Emerson and Oliver Wendell Holmes

Apropos of my post a few weeks ago, Surprises on the Bookshelves of CEOs, I’ve been meaning to post a fabulous literary story that I came across in a recent review in the New York Times Book Review:

In the early 1860s, Oliver Wendell Holmes Jr., then a brash Harvard undergraduate, wrote an essay criticizing Plato, whose classifications of ideas he found ”loose and unscientific.” Holmes sent a copy of the essay to Emerson, whose books, he later said, had ”set me on fire.” He soon received in return a nugget of stern wisdom. ”I have read your piece,” Emerson replied. ”When you strike at a king you must kill him.”
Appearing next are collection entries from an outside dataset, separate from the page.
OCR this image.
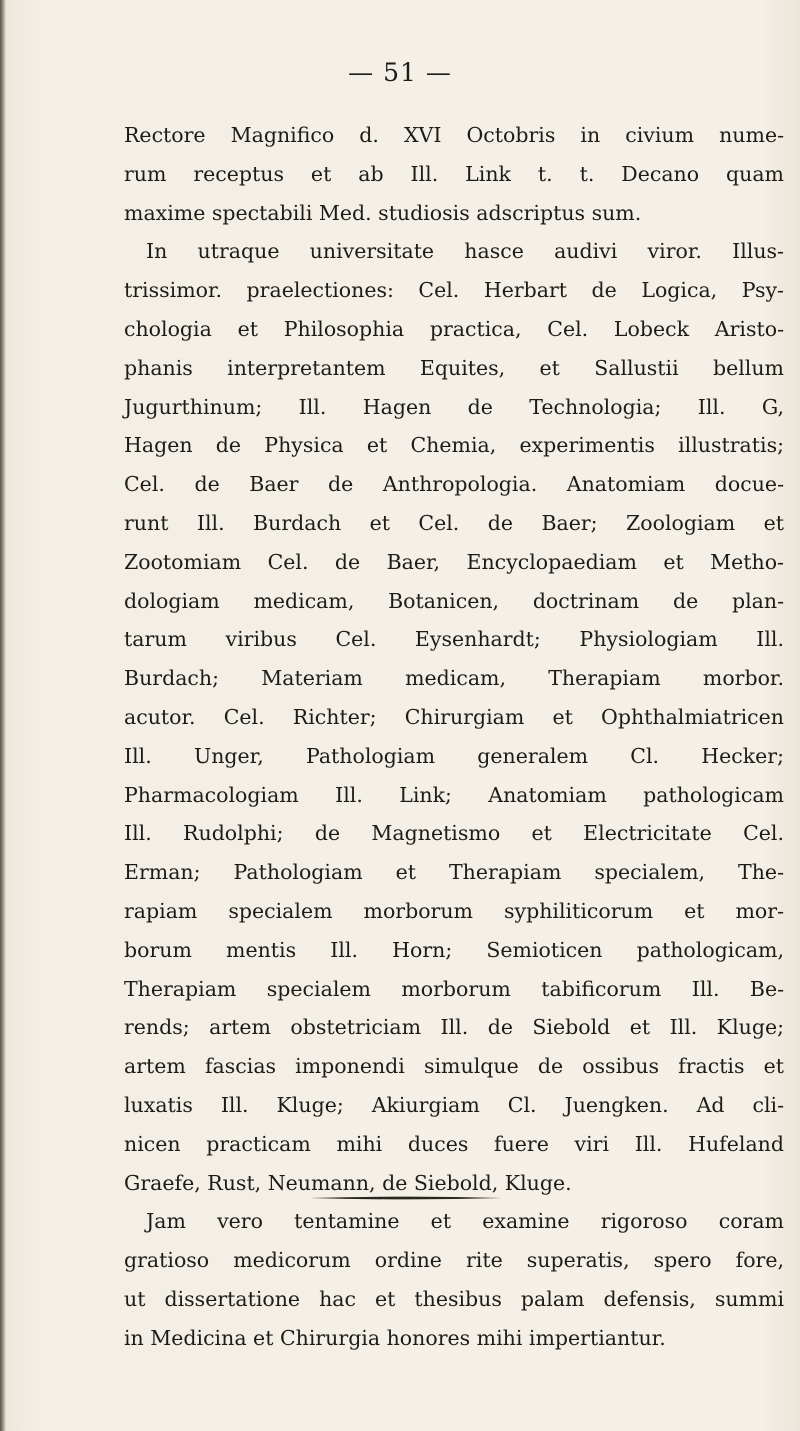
— 51 —
Rectore Magnifico d. XVI Octobris in civium nume-
rum receptus et ab Ill. Link t. t. Decano quam
maxime spectabili Med. studiosis adscriptus sum.
In utraque universitate hasce audivi viror. Illus-
trissimor. praelectiones: Cel. Herbart de Logica, Psy-
chologia et Philosophia practica, Cel. Lobeck Aristo-
phanis interpretantem Equites, et Sallustii bellum
Jugurthinum; Ill. Hagen de Technologia; Ill. G,
Hagen de Physica et Chemia, experimentis illustratis;
Cel. de Baer de Anthropologia. Anatomiam docue-
runt Ill. Burdach et Cel. de Baer; Zoologiam et
Zootomiam Cel. de Baer, Encyclopaediam et Metho-
dologiam medicam, Botanicen, doctrinam de plan-
tarum viribus Cel. Eysenhardt; Physiologiam Ill.
Burdach; Materiam medicam, Therapiam morbor.
acutor. Cel. Richter; Chirurgiam et Ophthalmiatricen
Ill. Unger, Pathologiam generalem Cl. Hecker;
Pharmacologiam Ill. Link; Anatomiam pathologicam
Ill. Rudolphi; de Magnetismo et Electricitate Cel.
Erman; Pathologiam et Therapiam specialem, The-
rapiam specialem morborum syphiliticorum et mor-
borum mentis Ill. Horn; Semioticen pathologicam,
Therapiam specialem morborum tabificorum Ill. Be-
rends; artem obstetriciam Ill. de Siebold et Ill. Kluge;
artem fascias imponendi simulque de ossibus fractis et
luxatis Ill. Kluge; Akiurgiam Cl. Juengken. Ad cli-
nicen practicam mihi duces fuere viri Ill. Hufeland
Graefe, Rust, Neumann, de Siebold, Kluge.
Jam vero tentamine et examine rigoroso coram
gratioso medicorum ordine rite superatis, spero fore,
ut dissertatione hac et thesibus palam defensis, summi
in Medicina et Chirurgia honores mihi impertiantur.
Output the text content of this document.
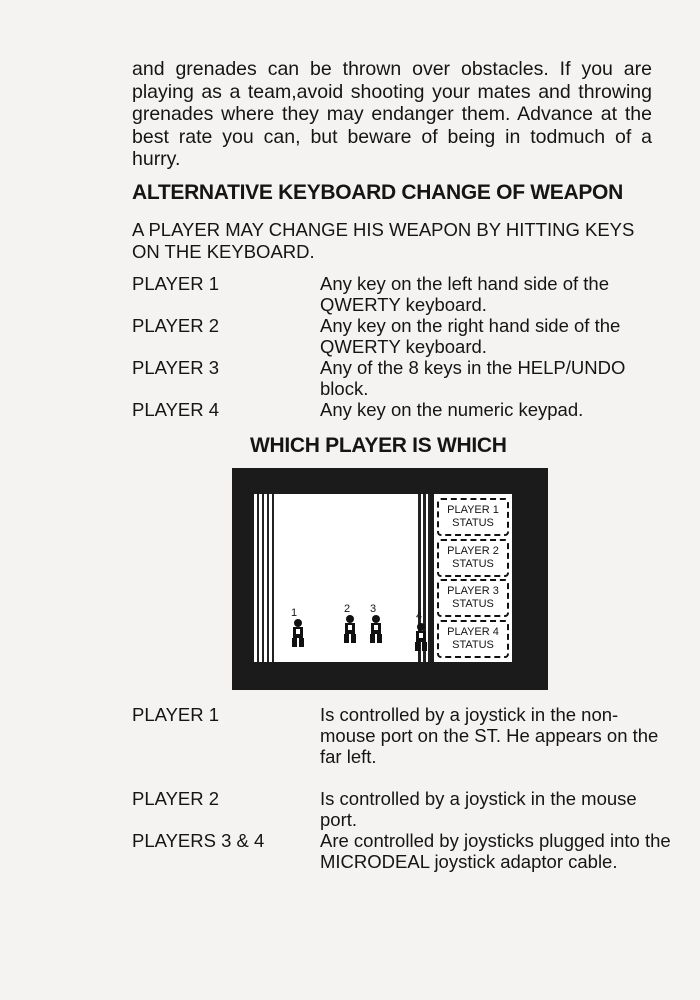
and grenades can be thrown over obstacles. If you are playing as a team,avoid shooting your mates and throwing grenades where they may endanger them. Advance at the best rate you can, but beware of being in todmuch of a hurry.

ALTERNATIVE KEYBOARD CHANGE OF WEAPON

A PLAYER MAY CHANGE HIS WEAPON BY HITTING KEYS ON THE KEYBOARD.

PLAYER 1	Any key on the left hand side of the QWERTY keyboard.
PLAYER 2	Any key on the right hand side of the QWERTY keyboard.
PLAYER 3	Any of the 8 keys in the HELP/UNDO block.
PLAYER 4	Any key on the numeric keypad.
WHICH PLAYER IS WHICH
1	2 3
4
PLAYER 1
STATUS
PLAYER 2
STATUS
PLAYER 3
STATUS
PLAYER 4
STATUS
PLAYER 1	Is controlled by a joystick in the non-mouse port on the ST. He appears on the far left.
PLAYER 2	Is controlled by a joystick in the mouse port.
PLAYERS 3 & 4	Are controlled by joysticks plugged into the MICRODEAL joystick adaptor cable.
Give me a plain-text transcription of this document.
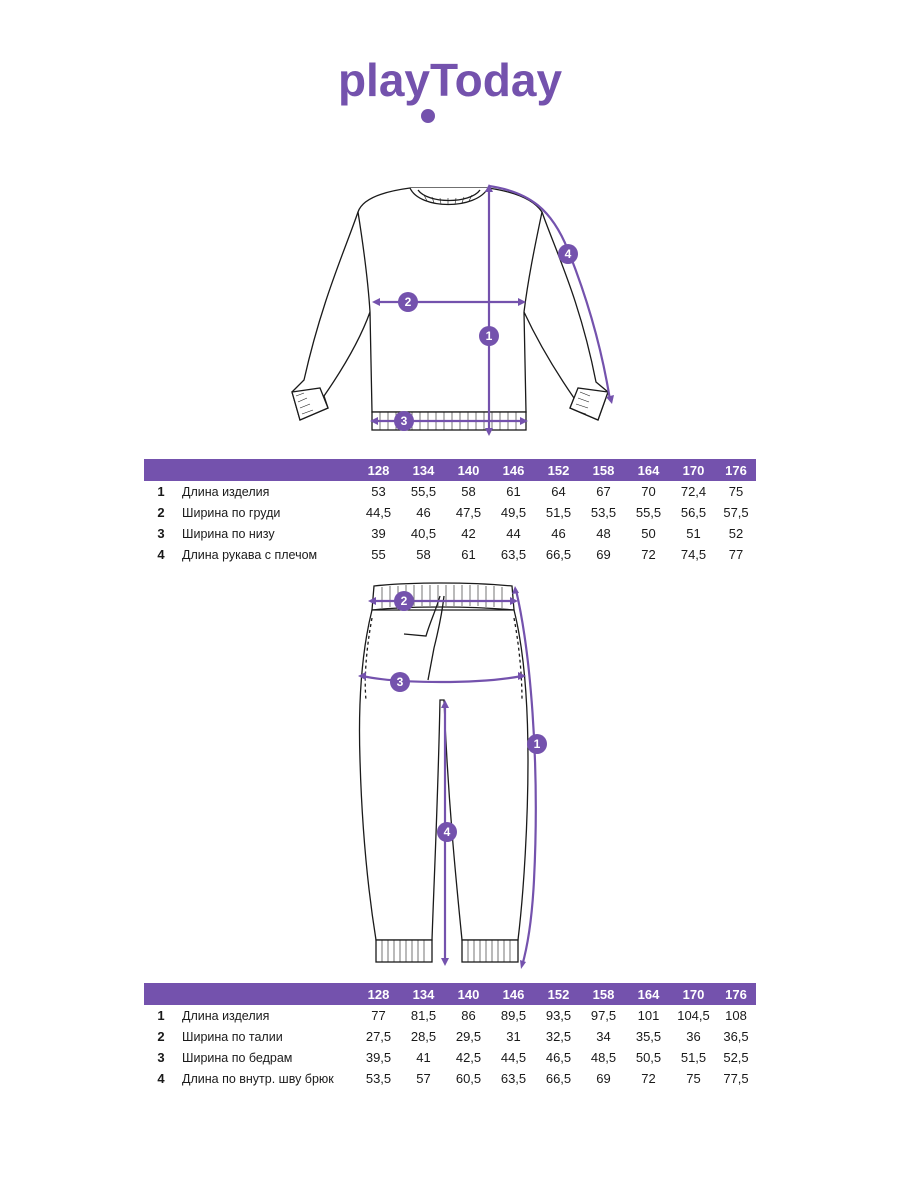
playToday
1
2
3
4
		128	134	140	146	152	158	164	170	176
1	Длина изделия	53	55,5	58	61	64	67	70	72,4	75
2	Ширина по груди	44,5	46	47,5	49,5	51,5	53,5	55,5	56,5	57,5
3	Ширина по низу	39	40,5	42	44	46	48	50	51	52
4	Длина рукава с плечом	55	58	61	63,5	66,5	69	72	74,5	77
1
2
3
4
		128	134	140	146	152	158	164	170	176
1	Длина изделия	77	81,5	86	89,5	93,5	97,5	101	104,5	108
2	Ширина по талии	27,5	28,5	29,5	31	32,5	34	35,5	36	36,5
3	Ширина по бедрам	39,5	41	42,5	44,5	46,5	48,5	50,5	51,5	52,5
4	Длина по внутр. шву брюк	53,5	57	60,5	63,5	66,5	69	72	75	77,5
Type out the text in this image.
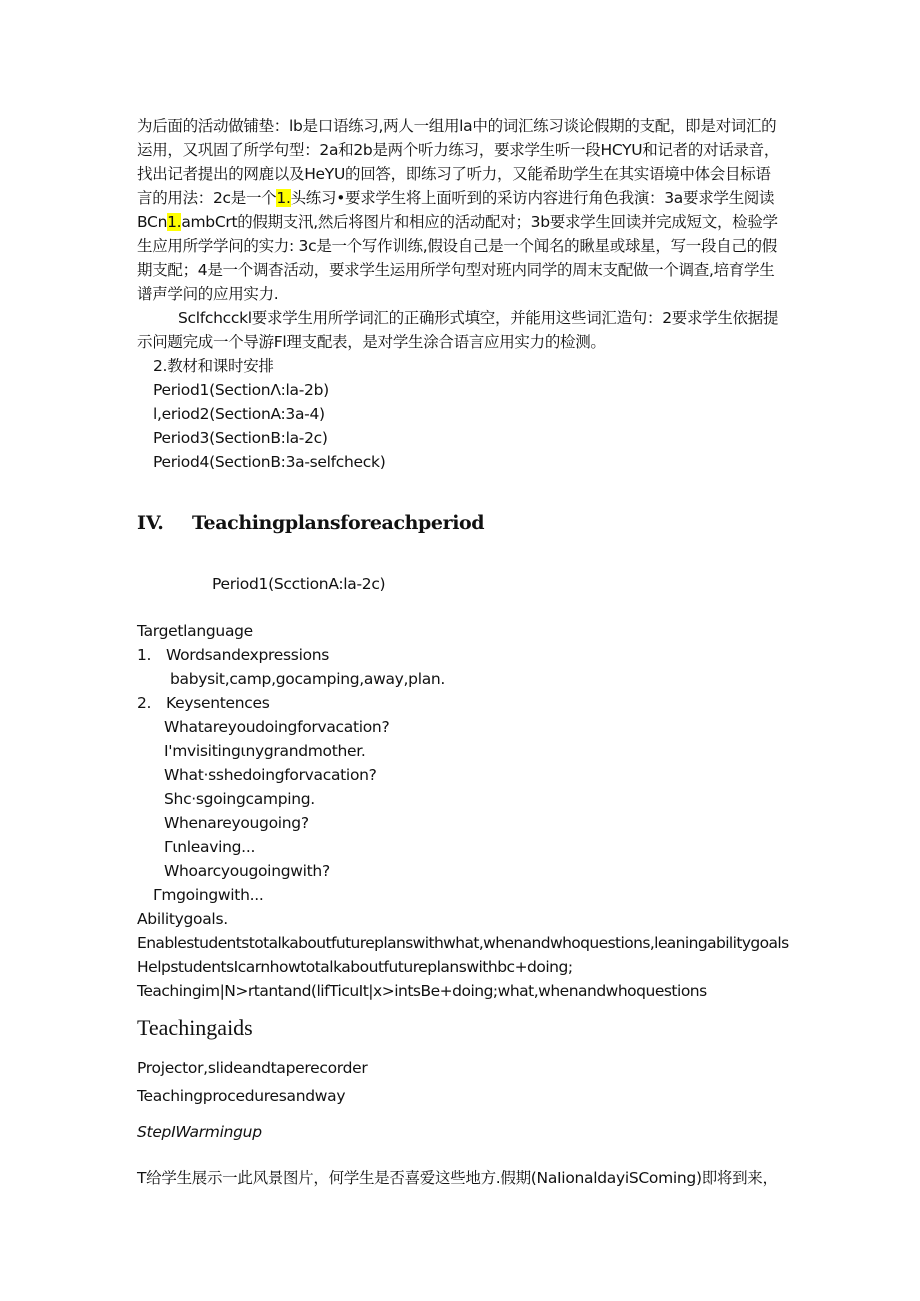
为后面的活动做铺垫：lb是口语练习,两人一组用la中的词汇练习谈论假期的支配，即是对词汇的
运用，又巩固了所学句型：2a和2b是两个听力练习，要求学生听一段HCYU和记者的对话录音，
找出记者提出的网鹿以及HeYU的回答，即练习了听力，又能希助学生在其实语境中体会目标语
言的用法：2c是一个1.头练习•要求学生将上面听到的采访内容进行角色我演：3a要求学生阅读
BCn1.ambCrt的假期支汛,然后将图片和相应的活动配对；3b要求学生回读并完成短文，检验学
生应用所学学问的实力: 3c是一个写作训练,假设自己是一个闻名的瞅星或球星，写一段自己的假
期支配；4是一个调杳活动，要求学生运用所学句型对班内同学的周末支配做一个调查,培育学生
谱声学问的应用实力.
Sclfchcckl要求学生用所学词汇的正确形式填空，并能用这些词汇造句：2要求学生依据提
示问题完成一个导游Fl理支配表，是对学生涂合语言应用实力的检测。
2.教材和课时安排
Period1(SectionΛ:la-2b)
l,eriod2(SectionA:3a-4)
Period3(SectionB:la-2c)
Period4(SectionB:3a-selfcheck)
IV. Teachingplansforeachperiod
Period1(ScctionA:la-2c)
Targetlanguage
1. Wordsandexpressions
babysit,camp,gocamping,away,plan.
2. Keysentences
Whatareyoudoingforvacation?
I'mvisitingιnygrandmother.
What·sshedoingforvacation?
Shc·sgoingcamping.
Whenareyougoing?
Γιnleaving...
Whoarcyougoingwith?
Γmgoingwith...
Abilitygoals.
Enablestudentstotalkaboutfutureplanswithwhat,whenandwhoquestions,leaningabilitygoals
HelpstudentsIcarnhowtotalkaboutfutureplanswithbc+doing;
Teachingim|N>rtantand(lifTicuIt|x>intsBe+doing;what,whenandwhoquestions
Teachingaids
Projector,slideandtaperecorder
Teachingproceduresandway
StepIWarmingup
T给学生展示一此风景图片，何学生是否喜爱这些地方.假期(NaIionaldayiSComing)即将到来，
In line with the idea of quotations and literary stories as “tools to think with,” this is advice that could well have been given to many companies that set out to compete with Microsoft, or now with Google. Of course, now and again, someone does kill the king. But the story forcefully gets across the stakes of crossing a giant. I also love the unexpected leap in the quote from Emerson. When my wife first read this paragraph aloud to me from the Sunday paper, it struck me like a bolt of joy! (Incidentally, see Robert Bly’s Leaping Poetry for a wonderful analysis of the power of the leap, or the spark-gap if you prefer that metaphor, as a driver of poetry.)